Real progress as an individual requires focusing inward. You are the root cause of your current results. If you want different results, you must first be a different person. And at every succeeding level of your progression, you'll be required to change again. As Marshall Goldsmith, renowned leadership consultant, has said, "What got you here, won't get you there."

We are not here to "find" ourselves, but rather, to create ourselves. Our identity is not fixed, but fluid and flexible. Thus, DHH has said, "'Just be yourself' is a terrible platitude for accepting the random attributes of character you've acquired thus far."

Don't Revert To How Things Were

At the conclusion of a 2-year mission-trip I served, a leader told me, "Ben, the worst thing you could do is go home and be the person you were before your mission."

After having experienced radical growth and learning, why would I go back to behaving as if I had not had those experiences?
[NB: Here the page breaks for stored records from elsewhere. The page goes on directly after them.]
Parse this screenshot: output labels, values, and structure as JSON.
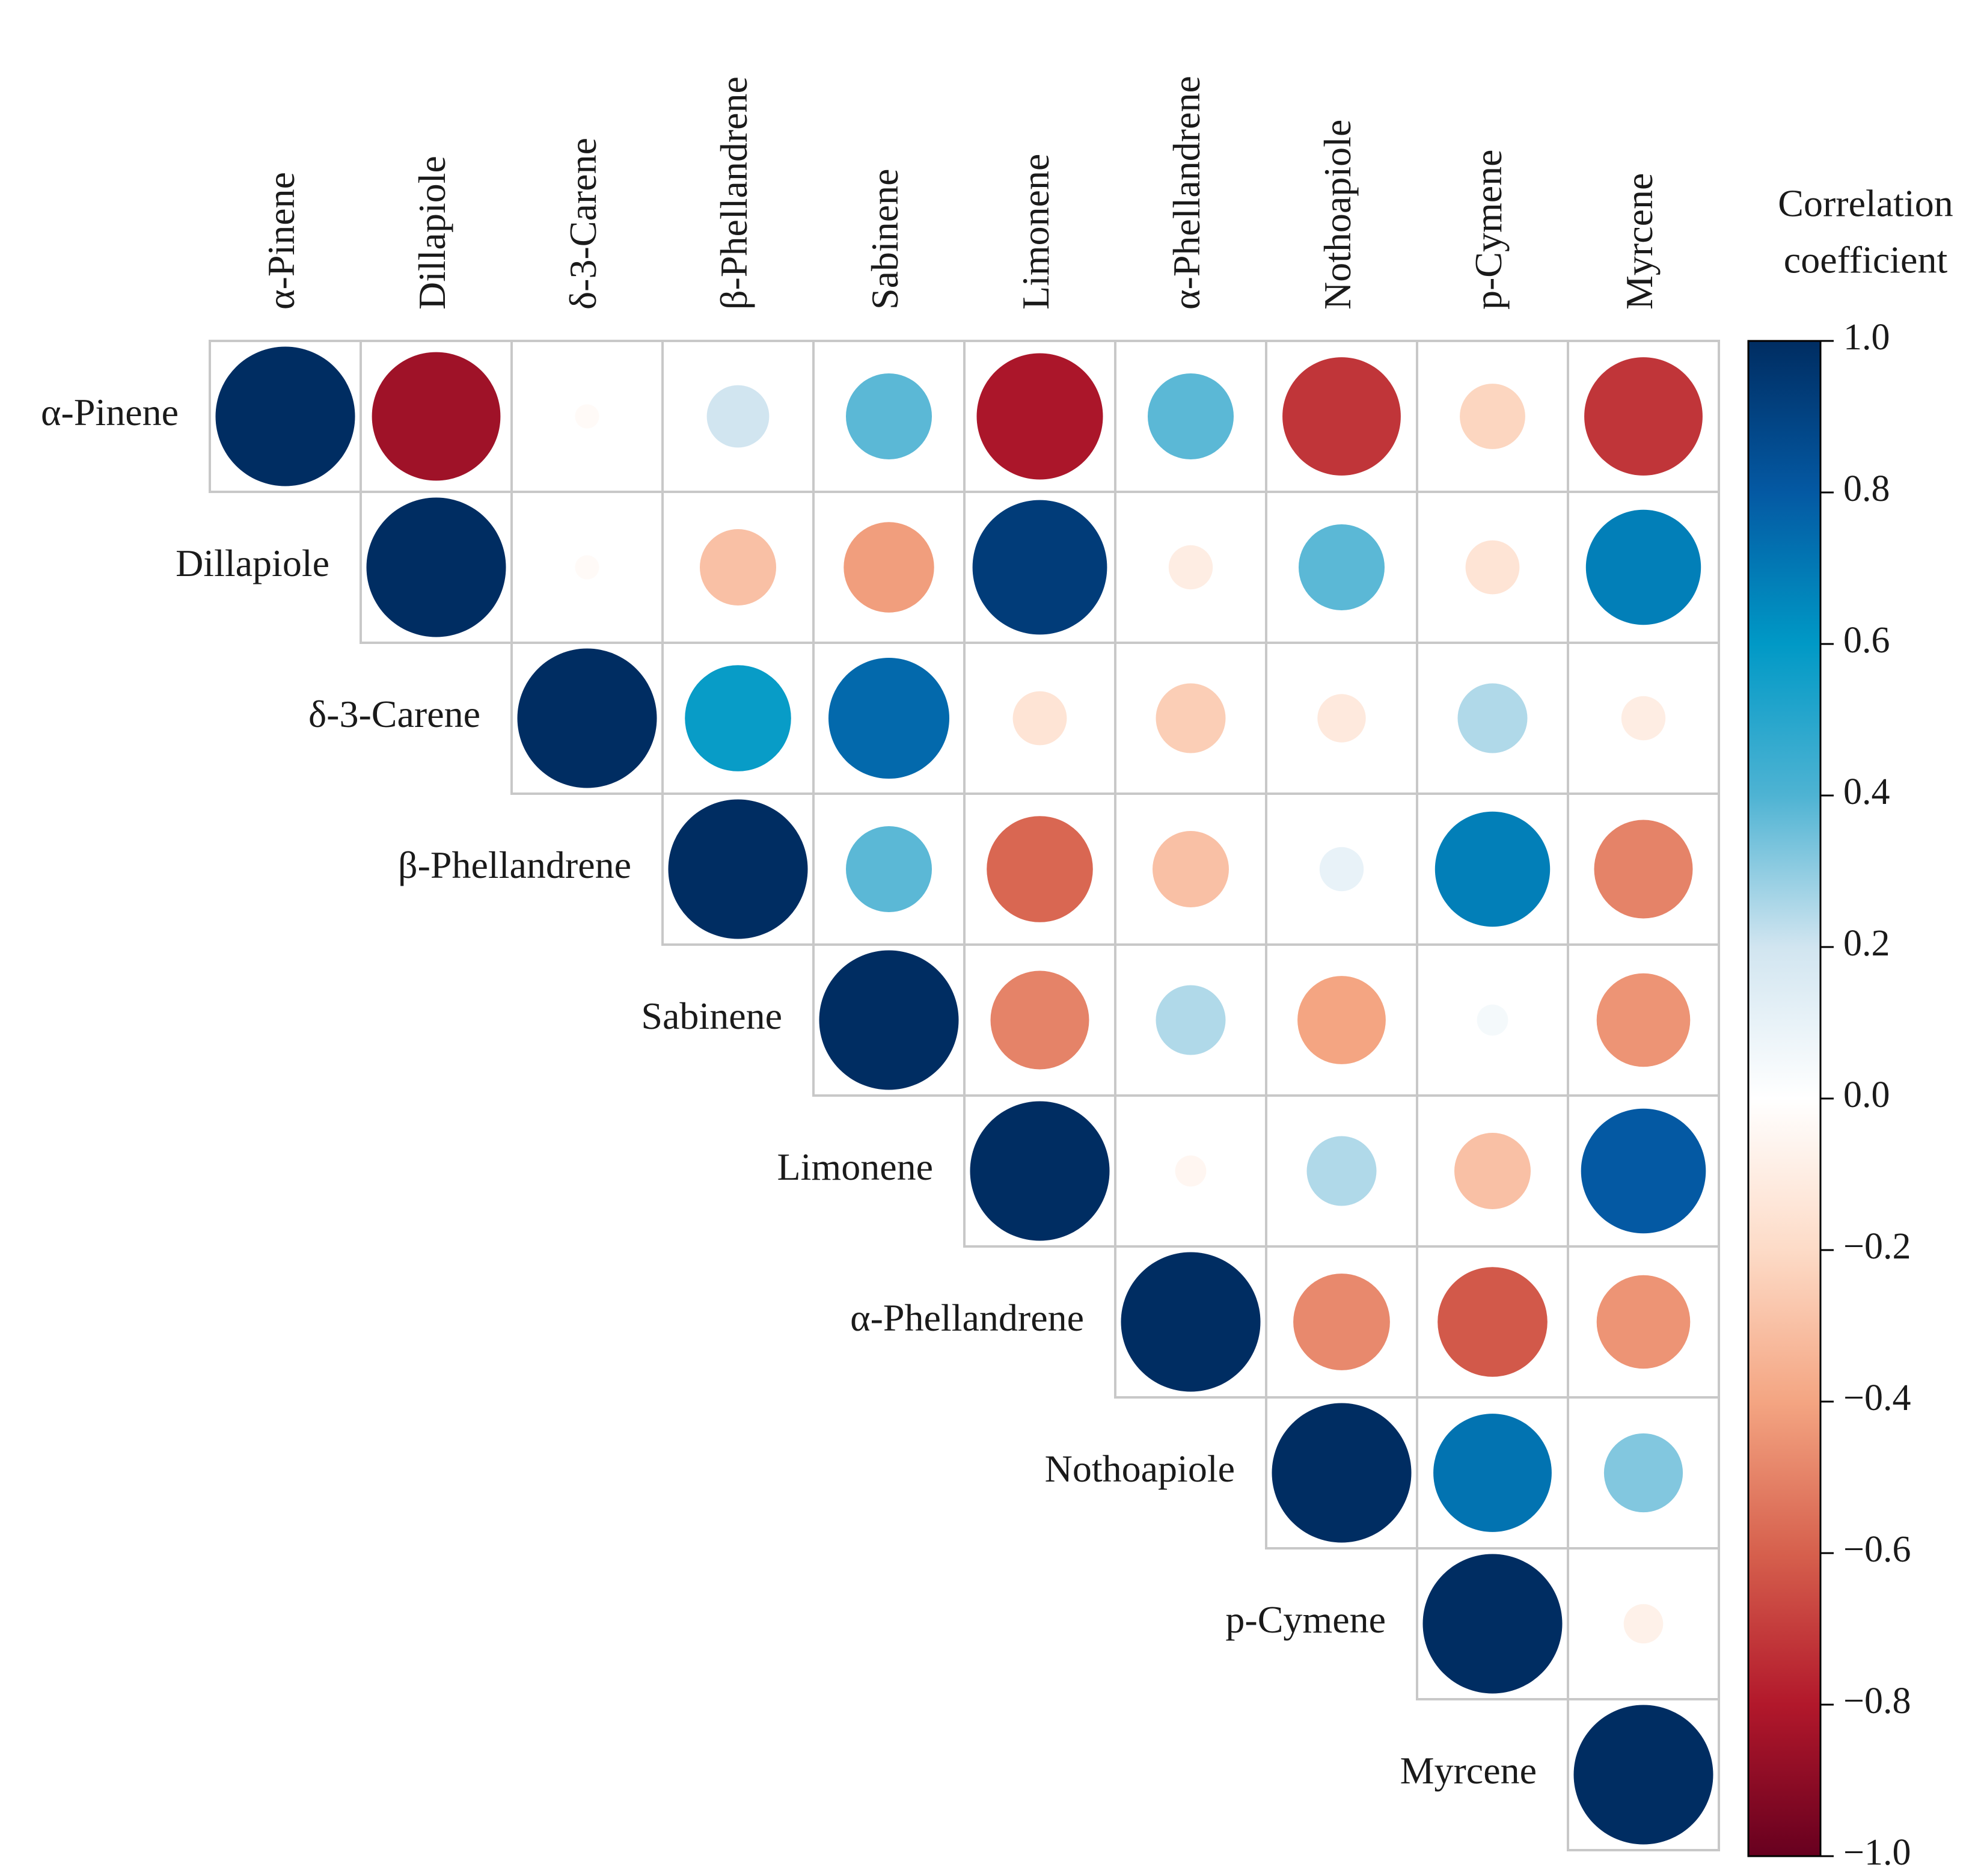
{
  "chart_data": {
    "type": "heatmap",
    "subtype": "correlogram-upper-triangle-circles",
    "variables": [
      "α-Pinene",
      "Dillapiole",
      "δ-3-Carene",
      "β-Phellandrene",
      "Sabinene",
      "Limonene",
      "α-Phellandrene",
      "Nothoapiole",
      "p-Cymene",
      "Myrcene"
    ],
    "matrix": [
      [
        1.0,
        -0.85,
        -0.03,
        0.2,
        0.38,
        -0.82,
        0.38,
        -0.72,
        -0.22,
        -0.72
      ],
      [
        -0.85,
        1.0,
        -0.03,
        -0.3,
        -0.42,
        0.93,
        -0.1,
        0.38,
        -0.15,
        0.68
      ],
      [
        -0.03,
        -0.03,
        1.0,
        0.58,
        0.75,
        -0.15,
        -0.25,
        -0.12,
        0.25,
        -0.1
      ],
      [
        0.2,
        -0.3,
        0.58,
        1.0,
        0.38,
        -0.58,
        -0.3,
        0.1,
        0.68,
        -0.5
      ],
      [
        0.38,
        -0.42,
        0.75,
        0.38,
        1.0,
        -0.5,
        0.25,
        -0.4,
        0.05,
        -0.45
      ],
      [
        -0.82,
        0.93,
        -0.15,
        -0.58,
        -0.5,
        1.0,
        -0.05,
        0.25,
        -0.3,
        0.8
      ],
      [
        0.38,
        -0.1,
        -0.25,
        -0.3,
        0.25,
        -0.05,
        1.0,
        -0.48,
        -0.62,
        -0.45
      ],
      [
        -0.72,
        0.38,
        -0.12,
        0.1,
        -0.4,
        0.25,
        -0.48,
        1.0,
        0.72,
        0.32
      ],
      [
        -0.22,
        -0.15,
        0.25,
        0.68,
        0.05,
        -0.3,
        -0.62,
        0.72,
        1.0,
        -0.08
      ],
      [
        -0.72,
        0.68,
        -0.1,
        -0.5,
        -0.45,
        0.8,
        -0.45,
        0.32,
        -0.08,
        1.0
      ]
    ],
    "colorbar": {
      "title_lines": [
        "Correlation",
        "coefficient"
      ],
      "range": [
        -1.0,
        1.0
      ],
      "tick_values": [
        1.0,
        0.8,
        0.6,
        0.4,
        0.2,
        0.0,
        -0.2,
        -0.4,
        -0.6,
        -0.8,
        -1.0
      ],
      "tick_labels": [
        "1.0",
        "0.8",
        "0.6",
        "0.4",
        "0.2",
        "0.0",
        "−0.2",
        "−0.4",
        "−0.6",
        "−0.8",
        "−1.0"
      ],
      "placement": "right",
      "stops": [
        {
          "value": -1.0,
          "color": "#67001f"
        },
        {
          "value": -0.8,
          "color": "#b2182b"
        },
        {
          "value": -0.6,
          "color": "#d6604d"
        },
        {
          "value": -0.4,
          "color": "#f4a582"
        },
        {
          "value": -0.2,
          "color": "#fddbc7"
        },
        {
          "value": 0.0,
          "color": "#ffffff"
        },
        {
          "value": 0.2,
          "color": "#d1e5f0"
        },
        {
          "value": 0.4,
          "color": "#4eb3d3"
        },
        {
          "value": 0.6,
          "color": "#0099c6"
        },
        {
          "value": 0.8,
          "color": "#0459a3"
        },
        {
          "value": 1.0,
          "color": "#002d62"
        }
      ]
    }
  }
}
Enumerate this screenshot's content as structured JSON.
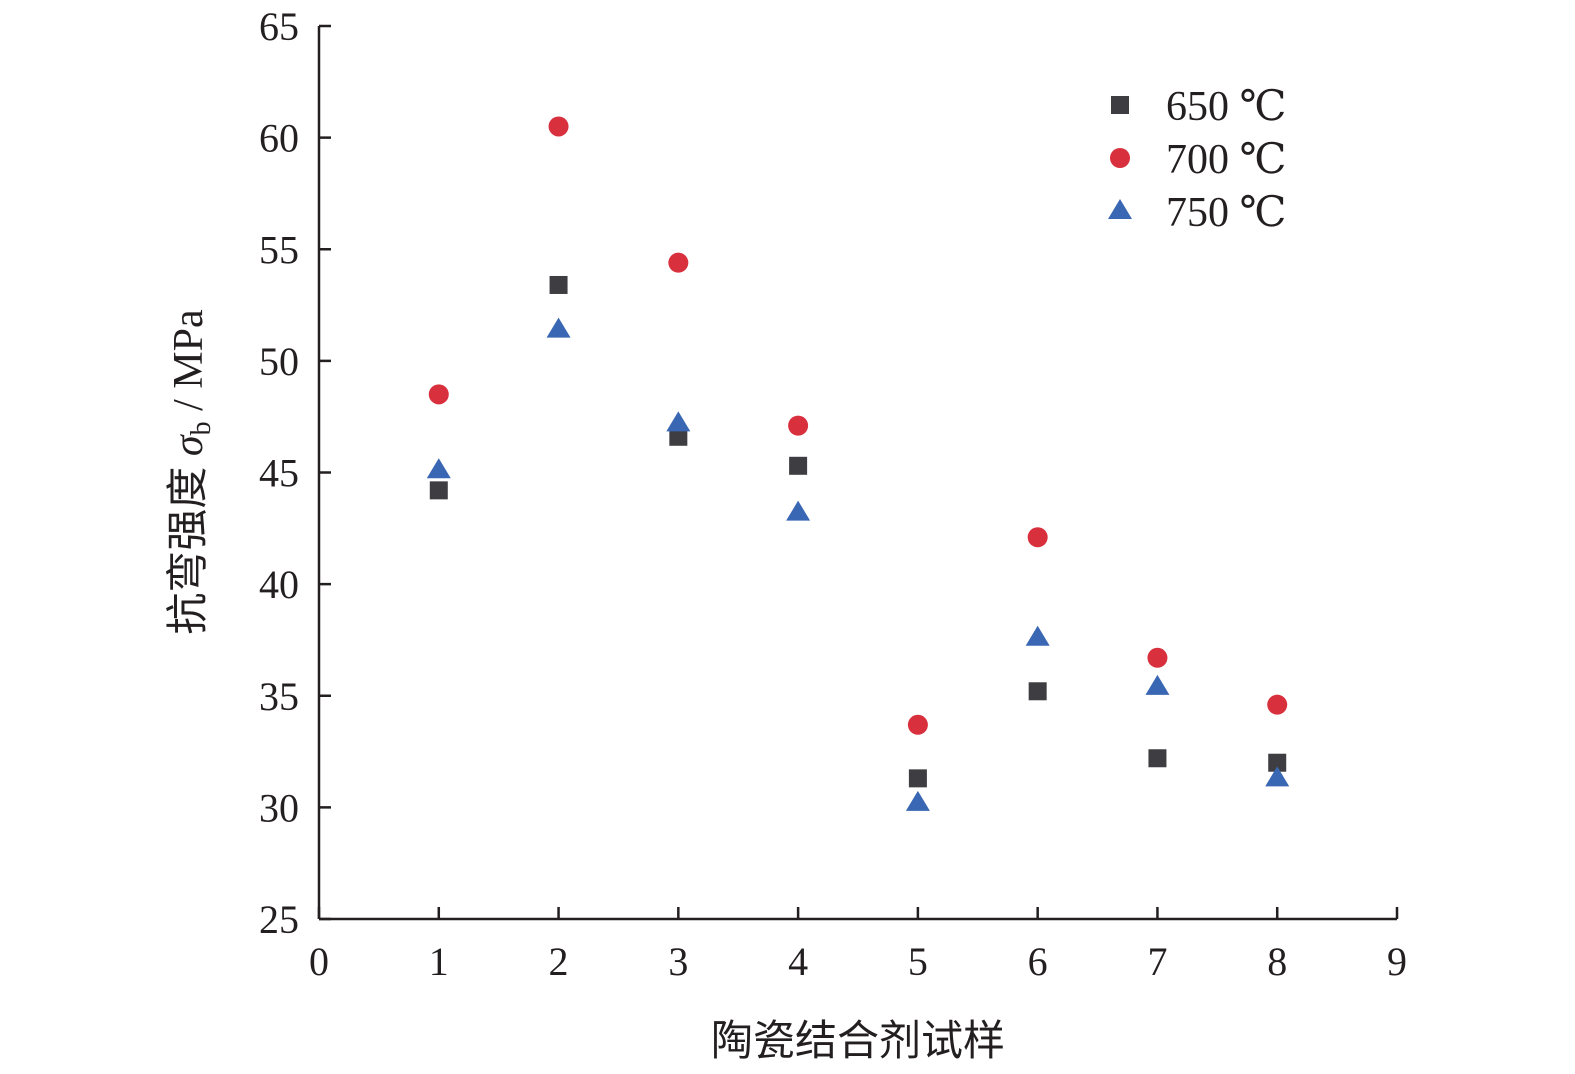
{
  "chart_data": {
    "type": "scatter",
    "title": "",
    "xlabel": "陶瓷结合剂试样",
    "ylabel": {
      "main": "抗弯强度 ",
      "symbol": "σ",
      "subscript": "b",
      "unit": " / MPa"
    },
    "xlim": [
      0,
      9
    ],
    "ylim": [
      25,
      65
    ],
    "xticks": [
      0,
      1,
      2,
      3,
      4,
      5,
      6,
      7,
      8,
      9
    ],
    "yticks": [
      25,
      30,
      35,
      40,
      45,
      50,
      55,
      60,
      65
    ],
    "grid": false,
    "legend_position": "top-right",
    "series": [
      {
        "name": "650 ℃",
        "marker": "square",
        "color": "#3d3d42",
        "x": [
          1,
          2,
          3,
          4,
          5,
          6,
          7,
          8
        ],
        "y": [
          44.2,
          53.4,
          46.6,
          45.3,
          31.3,
          35.2,
          32.2,
          32.0
        ]
      },
      {
        "name": "700 ℃",
        "marker": "circle",
        "color": "#d9303e",
        "x": [
          1,
          2,
          3,
          4,
          5,
          6,
          7,
          8
        ],
        "y": [
          48.5,
          60.5,
          54.4,
          47.1,
          33.7,
          42.1,
          36.7,
          34.6
        ]
      },
      {
        "name": "750 ℃",
        "marker": "triangle",
        "color": "#3a67b3",
        "x": [
          1,
          2,
          3,
          4,
          5,
          6,
          7,
          8
        ],
        "y": [
          45.1,
          51.4,
          47.2,
          43.2,
          30.2,
          37.6,
          35.4,
          31.3
        ]
      }
    ]
  }
}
Personal progress should be permanent, not temporary. If you learn things that re-define how you see the world, why continue living the same way? Why perpetuate the cognitive dissonance?

If your vision for yourself and your future expands, why continuing living small?

If you go through experiences that challenge you to grow, why shrink back to who you once were? Life is meant to be transformational. Human begins are intended to evolve and progress, not stagnate and wither.

It's okay to change, even if that means things must be different. Actually, that's part of the process.

Will people judge you for the changes you make? Absolutely.

Will people not understand why you're doing what you're doing? Most won't get it.

Most people prefer same and safe. So when you change, you threaten the status-quo. You threaten how things "are." If your change is real, you'll attract a new social circle and new environment to reflect your evolving nature.

Things can never be how they once were, if the change you experienced is real.